Les compagnies pharmaceutiques, malheureusement, ne jouent pas du tout le jeu de l'équité, elles sont vraiment sur une logique de marché, une logique d'argent et de profits, renchérit Karl Blanchet.

Selon les données de l’Alliance en faveur d’un vaccin universel, seulement 12 % des 994 millions de doses allouées au COVAX par Johnson & Johnson, Moderna, AstraZeneca-Oxford et Pfizer-BioNTech ont été effectivement livrées. C’est quinze fois moins que les 1,8 milliard de doses livrées aux pays riches par les pharmaceutiques.

Quelle solution?

À court terme, il faut redistribuer le plus possible de doses aux pays pauvres afin d’augmenter le nombre de personnes vaccinées et réduire le risque que posent les variants, soutient Karl Blanchet. Plutôt que de prioriser une troisième dose pour tous dans les pays riches, il faut vacciner le reste du monde tout de suite, observe-t-il. Sinon, ce sera à recommencer dans six mois avec de nouveaux vaccins.

Les pays du Nord n'ont rien compris à ce qu’est qu'une pandémie. Ne pas vacciner les pays du Sud, c'est se retrouver demain avec de nouveaux variants et devoir recommencer à zéro la vaccination avec de nouveaux vaccins, ce qui coûtera, finalement, beaucoup plus cher.

Une citation de Karl Blanchet, directeur du Centre d’études humanitaires Genève.

Selon lui, l’échec de COVAX représente un échec de la santé globale à fonctionner de manière équitable et globale.

À moyen terme, il faut tirer des leçons de cet échec et revoir fondamentalement la façon dont fonctionnent la recherche et le développement pour atteindre un meilleur équilibre entre les intérêts des pharmaceutiques et l’intérêt public, estime Kate Elder.
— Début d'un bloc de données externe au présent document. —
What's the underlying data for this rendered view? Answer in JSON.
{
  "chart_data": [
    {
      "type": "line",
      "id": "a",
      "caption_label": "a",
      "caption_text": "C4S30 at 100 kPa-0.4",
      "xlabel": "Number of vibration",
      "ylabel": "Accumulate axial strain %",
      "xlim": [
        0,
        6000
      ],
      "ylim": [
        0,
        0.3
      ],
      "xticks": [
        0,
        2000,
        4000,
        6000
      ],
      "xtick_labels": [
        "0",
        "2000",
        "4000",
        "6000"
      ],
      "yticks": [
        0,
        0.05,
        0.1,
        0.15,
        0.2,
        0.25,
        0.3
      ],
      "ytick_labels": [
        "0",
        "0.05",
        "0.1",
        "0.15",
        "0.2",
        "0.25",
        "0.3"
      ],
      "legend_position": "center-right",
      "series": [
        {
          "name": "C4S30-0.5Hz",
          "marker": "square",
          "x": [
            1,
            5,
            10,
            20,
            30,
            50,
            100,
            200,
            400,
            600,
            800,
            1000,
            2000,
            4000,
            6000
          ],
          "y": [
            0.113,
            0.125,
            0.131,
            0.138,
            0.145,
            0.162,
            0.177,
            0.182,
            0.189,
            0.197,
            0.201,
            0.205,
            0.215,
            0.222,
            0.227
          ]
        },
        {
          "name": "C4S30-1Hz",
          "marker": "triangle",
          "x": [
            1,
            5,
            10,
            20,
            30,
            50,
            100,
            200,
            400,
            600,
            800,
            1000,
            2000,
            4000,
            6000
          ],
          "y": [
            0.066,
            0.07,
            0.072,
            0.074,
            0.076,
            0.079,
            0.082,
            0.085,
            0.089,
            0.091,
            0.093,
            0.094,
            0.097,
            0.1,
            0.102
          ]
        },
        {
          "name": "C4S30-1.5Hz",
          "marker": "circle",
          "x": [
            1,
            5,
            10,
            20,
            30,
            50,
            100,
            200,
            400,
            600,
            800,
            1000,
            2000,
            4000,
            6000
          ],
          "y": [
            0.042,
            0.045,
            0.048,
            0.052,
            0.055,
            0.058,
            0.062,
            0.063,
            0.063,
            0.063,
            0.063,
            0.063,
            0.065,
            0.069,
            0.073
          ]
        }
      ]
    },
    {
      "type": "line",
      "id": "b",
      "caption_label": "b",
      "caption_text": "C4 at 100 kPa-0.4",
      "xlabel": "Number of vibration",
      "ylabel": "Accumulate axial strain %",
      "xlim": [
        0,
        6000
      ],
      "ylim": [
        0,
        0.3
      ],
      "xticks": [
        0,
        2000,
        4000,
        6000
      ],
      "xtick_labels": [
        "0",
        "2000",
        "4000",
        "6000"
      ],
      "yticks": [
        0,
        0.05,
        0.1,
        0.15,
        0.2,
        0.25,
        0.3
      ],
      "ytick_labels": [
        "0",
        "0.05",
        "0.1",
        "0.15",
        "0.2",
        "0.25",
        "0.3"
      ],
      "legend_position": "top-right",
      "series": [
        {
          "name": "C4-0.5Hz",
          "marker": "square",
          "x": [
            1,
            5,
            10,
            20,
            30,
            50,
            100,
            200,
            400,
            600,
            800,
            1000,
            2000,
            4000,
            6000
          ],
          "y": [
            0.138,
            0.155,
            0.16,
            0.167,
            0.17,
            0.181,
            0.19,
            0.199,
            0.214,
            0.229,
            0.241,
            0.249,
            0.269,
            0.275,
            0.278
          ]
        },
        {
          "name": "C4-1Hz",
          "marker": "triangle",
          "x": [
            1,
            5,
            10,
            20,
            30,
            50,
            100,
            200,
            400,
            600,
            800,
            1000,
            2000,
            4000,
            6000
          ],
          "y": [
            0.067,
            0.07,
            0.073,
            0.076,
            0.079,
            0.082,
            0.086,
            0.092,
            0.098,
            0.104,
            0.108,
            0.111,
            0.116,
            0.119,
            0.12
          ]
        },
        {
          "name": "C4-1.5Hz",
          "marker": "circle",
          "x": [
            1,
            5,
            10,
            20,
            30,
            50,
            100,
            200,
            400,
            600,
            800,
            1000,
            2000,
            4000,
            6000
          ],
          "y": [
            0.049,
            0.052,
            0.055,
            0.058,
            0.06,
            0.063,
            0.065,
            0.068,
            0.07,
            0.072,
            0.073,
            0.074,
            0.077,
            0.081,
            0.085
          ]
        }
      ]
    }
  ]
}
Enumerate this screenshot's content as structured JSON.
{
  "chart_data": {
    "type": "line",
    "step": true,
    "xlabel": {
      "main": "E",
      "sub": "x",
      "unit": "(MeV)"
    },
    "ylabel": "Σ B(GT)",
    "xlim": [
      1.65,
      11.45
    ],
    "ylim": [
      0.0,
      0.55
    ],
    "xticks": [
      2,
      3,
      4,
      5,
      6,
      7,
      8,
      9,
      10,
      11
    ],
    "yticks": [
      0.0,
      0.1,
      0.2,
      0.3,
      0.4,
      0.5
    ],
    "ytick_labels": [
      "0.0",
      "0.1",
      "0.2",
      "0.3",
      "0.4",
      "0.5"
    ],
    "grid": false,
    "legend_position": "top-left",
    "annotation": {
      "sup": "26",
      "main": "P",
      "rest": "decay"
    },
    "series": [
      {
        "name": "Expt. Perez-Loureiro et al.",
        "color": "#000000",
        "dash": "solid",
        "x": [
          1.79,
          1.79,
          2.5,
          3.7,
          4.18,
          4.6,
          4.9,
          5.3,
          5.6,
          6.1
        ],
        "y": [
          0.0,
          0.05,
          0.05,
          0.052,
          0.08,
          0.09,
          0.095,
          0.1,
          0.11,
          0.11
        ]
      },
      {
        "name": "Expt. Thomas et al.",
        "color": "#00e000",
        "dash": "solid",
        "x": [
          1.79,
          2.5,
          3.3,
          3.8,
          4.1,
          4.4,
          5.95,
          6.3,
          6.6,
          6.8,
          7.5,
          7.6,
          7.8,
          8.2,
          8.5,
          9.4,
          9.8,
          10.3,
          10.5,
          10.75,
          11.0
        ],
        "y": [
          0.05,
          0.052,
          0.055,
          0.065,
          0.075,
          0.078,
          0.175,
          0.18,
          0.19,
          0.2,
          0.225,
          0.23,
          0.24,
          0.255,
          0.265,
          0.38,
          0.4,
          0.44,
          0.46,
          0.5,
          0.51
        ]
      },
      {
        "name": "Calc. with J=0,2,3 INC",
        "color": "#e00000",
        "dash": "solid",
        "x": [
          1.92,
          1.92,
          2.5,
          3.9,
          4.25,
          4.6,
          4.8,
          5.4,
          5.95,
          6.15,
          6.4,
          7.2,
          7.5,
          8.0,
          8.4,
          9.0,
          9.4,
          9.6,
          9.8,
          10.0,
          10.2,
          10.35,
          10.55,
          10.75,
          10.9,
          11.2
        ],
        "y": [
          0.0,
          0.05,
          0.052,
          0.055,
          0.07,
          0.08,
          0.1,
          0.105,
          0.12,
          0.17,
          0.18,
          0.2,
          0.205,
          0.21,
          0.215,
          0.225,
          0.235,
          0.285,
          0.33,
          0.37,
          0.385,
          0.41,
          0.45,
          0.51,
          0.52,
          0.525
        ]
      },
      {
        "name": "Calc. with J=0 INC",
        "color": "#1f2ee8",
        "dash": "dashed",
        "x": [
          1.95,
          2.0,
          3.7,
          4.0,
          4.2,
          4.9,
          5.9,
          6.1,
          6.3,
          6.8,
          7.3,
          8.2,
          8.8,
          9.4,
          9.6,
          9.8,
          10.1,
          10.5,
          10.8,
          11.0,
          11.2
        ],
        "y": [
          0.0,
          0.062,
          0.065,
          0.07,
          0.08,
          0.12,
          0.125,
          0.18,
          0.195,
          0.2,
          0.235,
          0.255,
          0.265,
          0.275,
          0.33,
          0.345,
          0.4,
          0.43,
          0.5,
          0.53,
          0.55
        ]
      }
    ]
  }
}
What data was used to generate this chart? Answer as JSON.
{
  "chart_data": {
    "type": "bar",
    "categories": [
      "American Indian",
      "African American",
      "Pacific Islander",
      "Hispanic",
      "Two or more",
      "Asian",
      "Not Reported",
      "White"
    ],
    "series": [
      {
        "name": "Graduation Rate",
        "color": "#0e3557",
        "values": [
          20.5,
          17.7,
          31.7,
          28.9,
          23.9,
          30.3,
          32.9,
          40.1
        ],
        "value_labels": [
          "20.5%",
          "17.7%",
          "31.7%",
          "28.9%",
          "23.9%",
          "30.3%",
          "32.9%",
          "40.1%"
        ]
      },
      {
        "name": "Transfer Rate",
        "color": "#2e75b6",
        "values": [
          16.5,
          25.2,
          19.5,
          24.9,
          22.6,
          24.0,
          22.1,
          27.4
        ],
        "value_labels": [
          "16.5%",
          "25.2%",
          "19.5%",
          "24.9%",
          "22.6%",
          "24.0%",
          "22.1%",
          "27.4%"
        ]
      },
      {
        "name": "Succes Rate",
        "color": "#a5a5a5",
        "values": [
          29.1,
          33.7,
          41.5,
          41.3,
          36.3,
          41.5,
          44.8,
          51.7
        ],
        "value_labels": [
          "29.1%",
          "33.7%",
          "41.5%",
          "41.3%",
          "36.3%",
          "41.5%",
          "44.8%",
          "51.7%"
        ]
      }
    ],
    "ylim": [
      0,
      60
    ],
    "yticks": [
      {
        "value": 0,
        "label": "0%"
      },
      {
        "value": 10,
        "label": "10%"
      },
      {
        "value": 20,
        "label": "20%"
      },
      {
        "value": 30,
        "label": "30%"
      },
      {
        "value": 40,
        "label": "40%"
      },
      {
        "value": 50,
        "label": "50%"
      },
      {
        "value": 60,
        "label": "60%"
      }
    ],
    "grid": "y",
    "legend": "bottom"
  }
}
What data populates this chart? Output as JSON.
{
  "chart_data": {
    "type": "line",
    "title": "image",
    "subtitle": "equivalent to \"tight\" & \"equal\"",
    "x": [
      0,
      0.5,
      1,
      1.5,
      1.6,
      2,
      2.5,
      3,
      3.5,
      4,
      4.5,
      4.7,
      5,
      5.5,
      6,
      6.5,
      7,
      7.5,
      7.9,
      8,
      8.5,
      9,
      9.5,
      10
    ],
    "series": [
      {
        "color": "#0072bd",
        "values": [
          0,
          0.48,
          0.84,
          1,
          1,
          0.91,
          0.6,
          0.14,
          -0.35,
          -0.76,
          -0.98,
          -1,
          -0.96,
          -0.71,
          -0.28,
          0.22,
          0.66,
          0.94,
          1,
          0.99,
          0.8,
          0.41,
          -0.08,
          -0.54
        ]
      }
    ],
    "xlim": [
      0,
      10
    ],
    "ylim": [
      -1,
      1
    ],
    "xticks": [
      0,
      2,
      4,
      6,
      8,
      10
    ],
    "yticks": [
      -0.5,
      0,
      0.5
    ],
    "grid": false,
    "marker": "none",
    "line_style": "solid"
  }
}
On devrait notamment attacher des conditions au financement public, alléger les barrières à la propriété intellectuelle, promouvoir le transfert de technologie et exiger la transparence en ce qui concerne les coûts et les prix.

Le leadership des organisations régionales devrait aussi être encouragé, souligne Krishna Udayakumar, qui rappelle que l’Africa Vaccine Acquisition Trust (Fondation pour l'acquisition de vaccins en Afrique), a permis l’achat groupé de plus de 400 millions de doses de vaccins pour des États membres de l’Union africaine.

Si COVAX n’a pas été à la hauteur des attentes, il a tout de même permis à des millions de personnes dans des pays à faible revenu d'avoir accès au vaccin, rappelle Karl Blanchet. Imaginons un monde où COVAX n’existait pas, avance-t-il. Chaque gouvernement va faire son petit marché diplomatique [...] et, à la fin, on va se retrouver avec unpatchwork encore pire que ce qu'on a aujourd'hui et des inégalités bien plus importantes.

Conscient des problèmes, le comité de direction de COVAX est en train d’effectuer des changements, en particulier sur la façon dont les pays riches peuvent continuer à participer au mécanisme.